I am a big fan of minor quibbling stuff. Sometimes it is good to know. Semantics is full of minor quibbling stuff, but if you stop paying attention to details you may miss something important.

For instance, can anyone explain to me the difference among (not between):

XR (Extended Release)
ER (Extended Release)
CR (Controlled Release)
LA (Long Acting)

It all sounds the same to me, but I wonder if it is just a marketing thing.

Chrysalis Angel said...

I hope you don't mind, but I have made a link to your site on a post I've done. I just wanted to let you know about it.

You may be interested in some of the blogs I enjoy. They are on the bottom of my sidebar. They are good people, I have all kinds of links. There are physicians and nurses, as well as researchers with all very interesting and sometimes humorous postings. One is the friend you mentioned that came up with the code.Feel free to check them out if you'd like.

I hope you don't mind the announcement I made regarding your site. If there are any objections, feel free to contact me. Best to you both.

Christian Sinclair, MD said...

CA,

We are glad that you thought well of us enough to notice and include us in one of your posts. I took a nice stroll thru your blog to and I am impressed with your prolific comments section. I agree with you that responding to comments is a good way to keep readers interested and not lose them. Drew and I have set up to both be replied to when comments are made so at least one of us usually gets to them in a timely fashion.
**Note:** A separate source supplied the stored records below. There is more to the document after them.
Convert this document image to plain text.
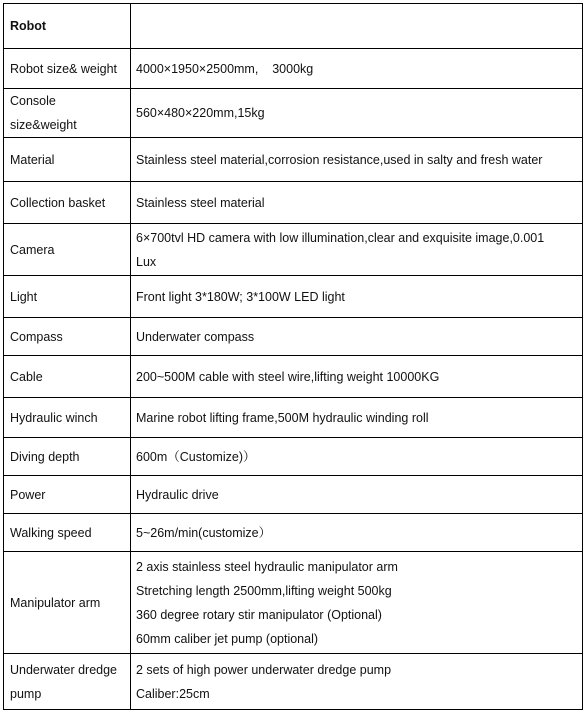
Robot	
Robot size& weight	4000×1950×2500mm,    3000kg

Console size&weight	560×480×220mm,15kg

Material	Stainless steel material,corrosion resistance,used in salty and fresh water

Collection basket	Stainless steel material

Camera	6×700tvl HD camera with low illumination,clear and exquisite image,0.001
Lux

Light	Front light 3*180W; 3*100W LED light

Compass	Underwater compass

Cable	200~500M cable with steel wire,lifting weight 10000KG

Hydraulic winch	Marine robot lifting frame,500M hydraulic winding roll

Diving depth	600m（Customize)）

Power	Hydraulic drive

Walking speed	5~26m/min(customize）

Manipulator arm	2 axis stainless steel hydraulic manipulator arm
Stretching length 2500mm,lifting weight 500kg
360 degree rotary stir manipulator (Optional)
60mm caliber jet pump (optional)

Underwater dredge pump	2 sets of high power underwater dredge pump
Caliber:25cm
Thanks again for the link!

Lyle said...

Drew- you summed up the YELLING match pretty well. Of course, much of the time, it isn't yelling, but more subtle jabs from each side.
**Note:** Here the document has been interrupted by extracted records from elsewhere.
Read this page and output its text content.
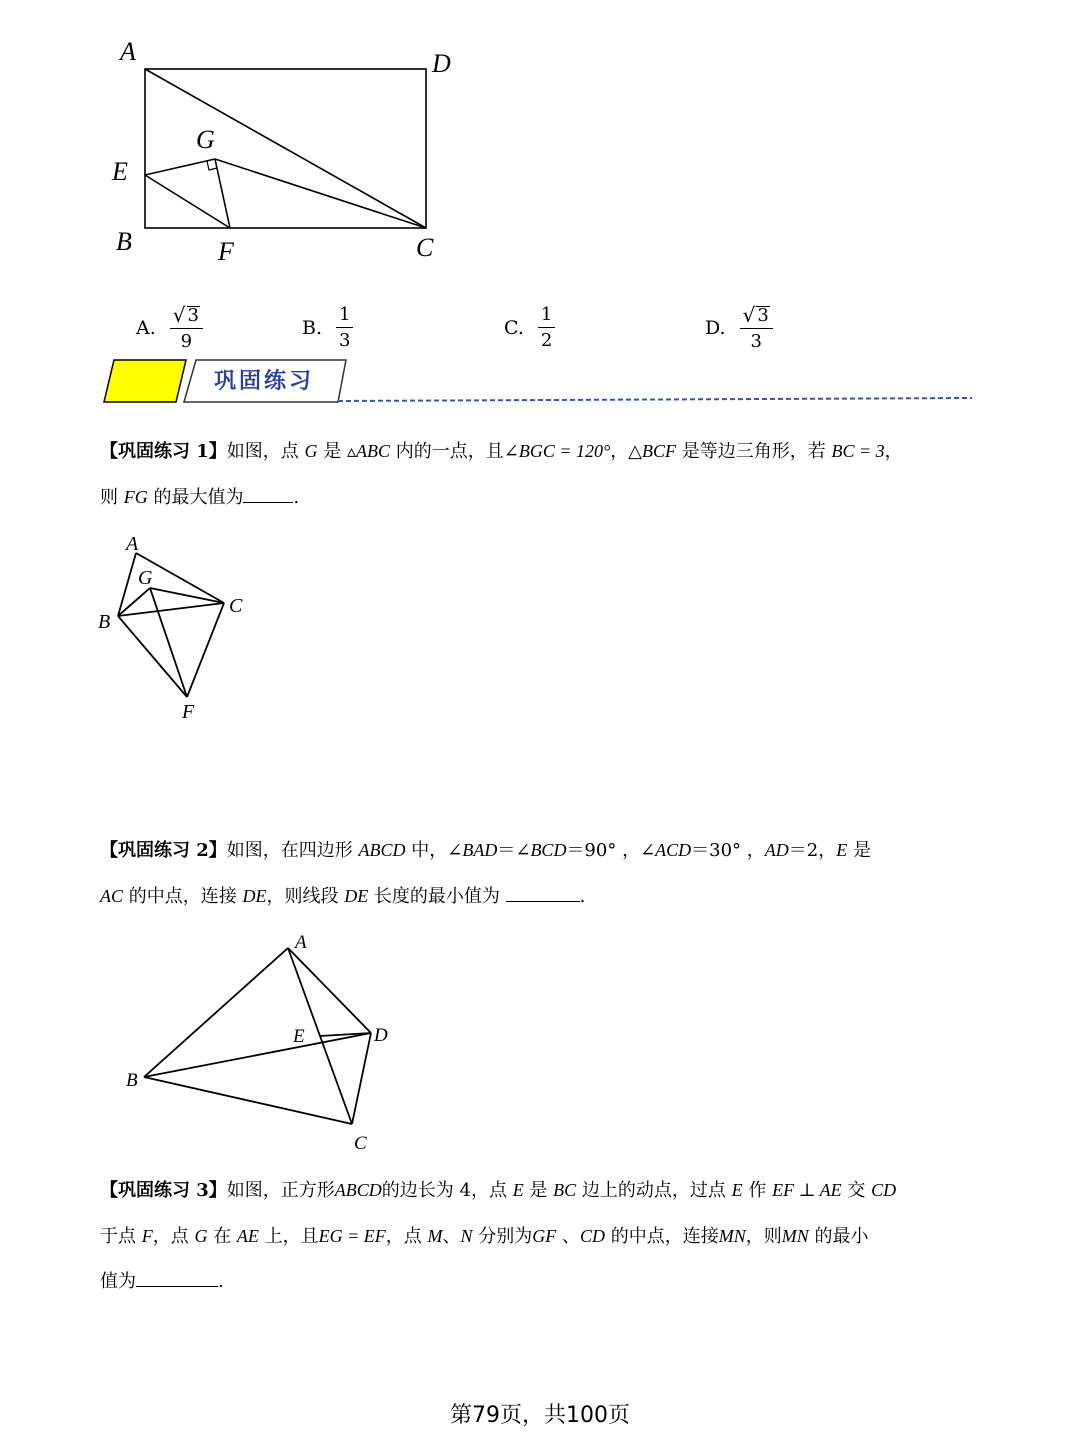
A	D
G
E
B	F	C
A. $\frac{√ 3}{9}$	B. $\frac{1}{3}$	C. $\frac{1}{2}$	D. $\frac{√ 3}{3}$
巩固练习
【巩固练习 1】如图，点 G 是 ▵ABC 内的一点，且∠BGC = 120°，△BCF 是等边三角形，若 BC = 3，
则 FG 的最大值为	.
A
G
B
C
F
【巩固练习 2】如图，在四边形 ABCD 中，∠BAD＝∠BCD＝90° ，∠ACD＝30° ，AD＝2，E 是
AC 的中点，连接 DE，则线段 DE 长度的最小值为	.
A
E	D
B
C
【巩固练习 3】如图，正方形ABCD的边长为 4，点 E 是 BC 边上的动点，过点 E 作 EF ⊥ AE 交 CD
于点 F，点 G 在 AE 上，且EG = EF，点 M、N 分别为GF 、CD 的中点，连接MN，则MN 的最小
值为	.
第79页，共100页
Take, for instance, a news item from June 13 JAMA entitled "Researchers Probe Nerve-Blocking Pain Treatment for Wounded Soldiers." The following quote has "opiophobic" implications:

"Buckenmaier had been less than impressed with traditional approaches to treating pain on the battlefield. So in 2003, he tested the use of regional anesthesia rather than traditional general anesthesia to treat a soldier whose leg was shattered by a rocket-propelled grenade. Instead of administering a systemic numbing drug like morphine, Buckenmaier placed a catheter near the specific nerve that transmitted pain from the wound and then infused into the area a constant flow of nonaddictive local anesthetic from a microprocessor-controlled pump (Buckenmaier CC III et al. Reg Anesth Pain Med. 2005;30:202-205)."
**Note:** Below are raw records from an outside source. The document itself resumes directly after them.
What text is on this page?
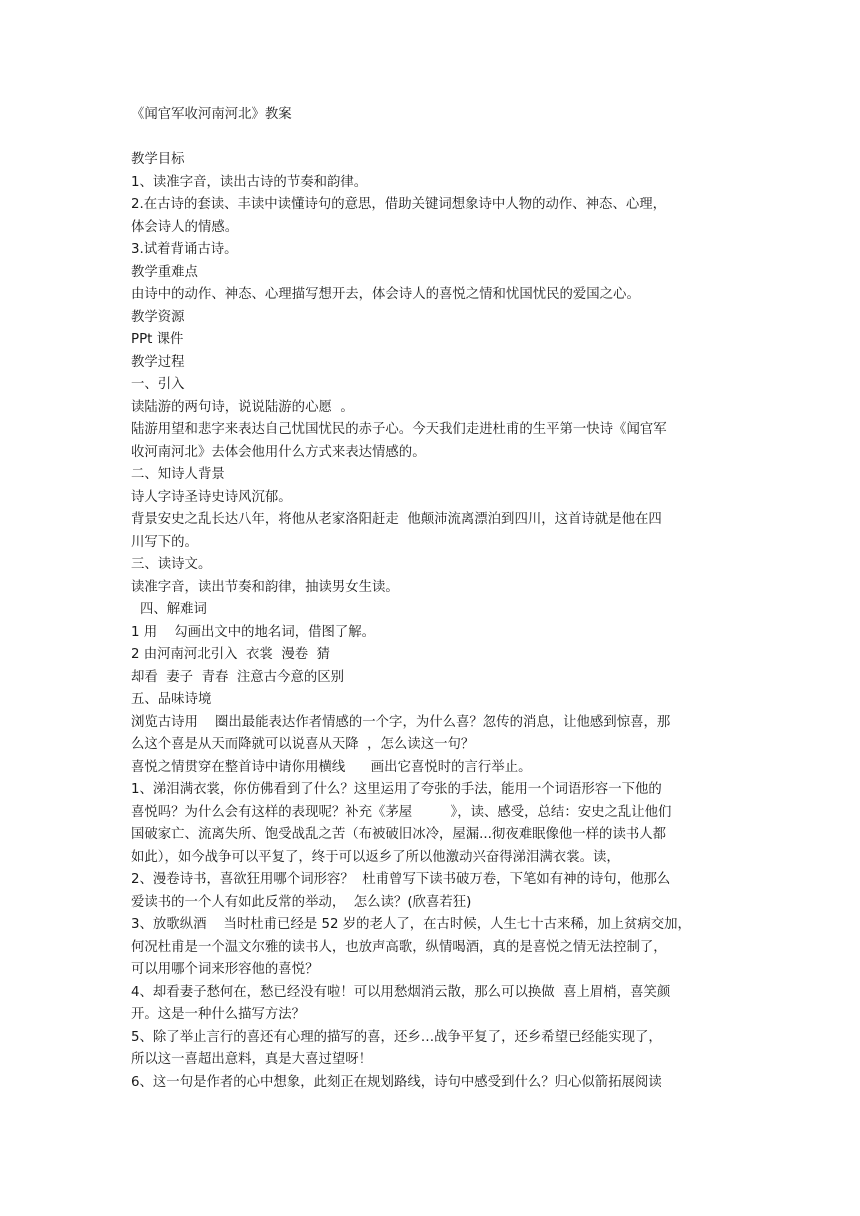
《闻官军收河南河北》教案
教学目标
1、读准字音，读出古诗的节奏和韵律。
2.在古诗的套读、丰读中读懂诗句的意思，借助关键词想象诗中人物的动作、神态、心理，
体会诗人的情感。
3.试着背诵古诗。
教学重难点
由诗中的动作、神态、心理描写想开去，体会诗人的喜悦之情和忧国忧民的爱国之心。
教学资源
PPt 课件
教学过程
一、引入
读陆游的两句诗，说说陆游的心愿  。
陆游用望和悲字来表达自己忧国忧民的赤子心。今天我们走进杜甫的生平第一快诗《闻官军
收河南河北》去体会他用什么方式来表达情感的。
二、知诗人背景
诗人字诗圣诗史诗风沉郁。
背景安史之乱长达八年，将他从老家洛阳赶走  他颠沛流离漂泊到四川，这首诗就是他在四
川写下的。
三、读诗文。
读准字音，读出节奏和韵律，抽读男女生读。
四、解难词
1 用    勾画出文中的地名词，借图了解。
2 由河南河北引入  衣裳  漫卷  猜
却看  妻子  青春  注意古今意的区别
五、品味诗境
浏览古诗用    圈出最能表达作者情感的一个字，为什么喜？忽传的消息，让他感到惊喜，那
么这个喜是从天而降就可以说喜从天降  ，怎么读这一句？
喜悦之情贯穿在整首诗中请你用横线      画出它喜悦时的言行举止。
1、涕泪满衣裳，你仿佛看到了什么？这里运用了夸张的手法，能用一个词语形容一下他的
喜悦吗？为什么会有这样的表现呢？补充《茅屋         》，读、感受，总结：安史之乱让他们
国破家亡、流离失所、饱受战乱之苦（布被破旧冰冷，屋漏...彻夜难眠像他一样的读书人都
如此），如今战争可以平复了，终于可以返乡了所以他激动兴奋得涕泪满衣裳。读，
2、漫卷诗书，喜欲狂用哪个词形容？  杜甫曾写下读书破万卷，下笔如有神的诗句，他那么
爱读书的一个人有如此反常的举动，  怎么读？(欣喜若狂)
3、放歌纵酒    当时杜甫已经是 52 岁的老人了，在古时候，人生七十古来稀，加上贫病交加，
何况杜甫是一个温文尔雅的读书人，也放声高歌，纵情喝酒，真的是喜悦之情无法控制了，
可以用哪个词来形容他的喜悦？
4、却看妻子愁何在，愁已经没有啦！可以用愁烟消云散，那么可以换做  喜上眉梢，喜笑颜
开。这是一种什么描写方法？
5、除了举止言行的喜还有心理的描写的喜，还乡…战争平复了，还乡希望已经能实现了，
所以这一喜超出意料，真是大喜过望呀！
6、这一句是作者的心中想象，此刻正在规划路线，诗句中感受到什么？归心似箭拓展阅读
Certainly, the potential role of regional anesthesia for war injuries is interesting, and the article brings up good points about pain being "more than a symptom." However, my heart sank a little with the implication that acute pain management with opioids leads to chronic "addiction". It's a little more complicated than that, isn't it! If, perhaps (hypothetically), acute regional anesthesia leads to less chronic pain and chronic DEPENDENCE on meds like opioids, that is a good thing. But the issue of addiction is altogether a separate issue.

I didn't read the Buckenmaier article.

Lyle

Christian Sinclair, MD said...

Lyle,

That is a puzzling line in the article. I am sure it was meant to be reassuring. It would be interesting talking to the journalist or the editor to see why that particular word ('nonaddicitve') was inserted at that particular point.

Reading the rest of the news item there is no mention of addiction problems in soldiers. And the article is about battlefield surgery and not necessarily chronic pain management. The concerns of addiction have not been generally focused to opioid use in the OR, but rather chronic pain. It almost seems non sequitur.

Thanks for the comment Lyle.

Christian

Drew Rosielle MD said...

Hi Lyle good to hear from you. I would just assume it's straight-forward opio-phobia & -ignorance. Note also the description of morphine as a systemic numbing drug; without quibbling over the use of the term 'numbing' the implication here is that morphine's effect is through sedation/putting someone out/etc. as opposed to, well, analgesia. Most patients receive analgesia from opioids without significant cns toxicity....

LifeEthics.org said...

Agree with the comment that Mr. Lynch's comments - or at least the ones you excerpted - are beautiful prose. Although I called them "poetry" as I read them. I, too, have linked to your site.

Christian Sinclair, MD said...

Thanks for the link Beverly/lifeethics.org!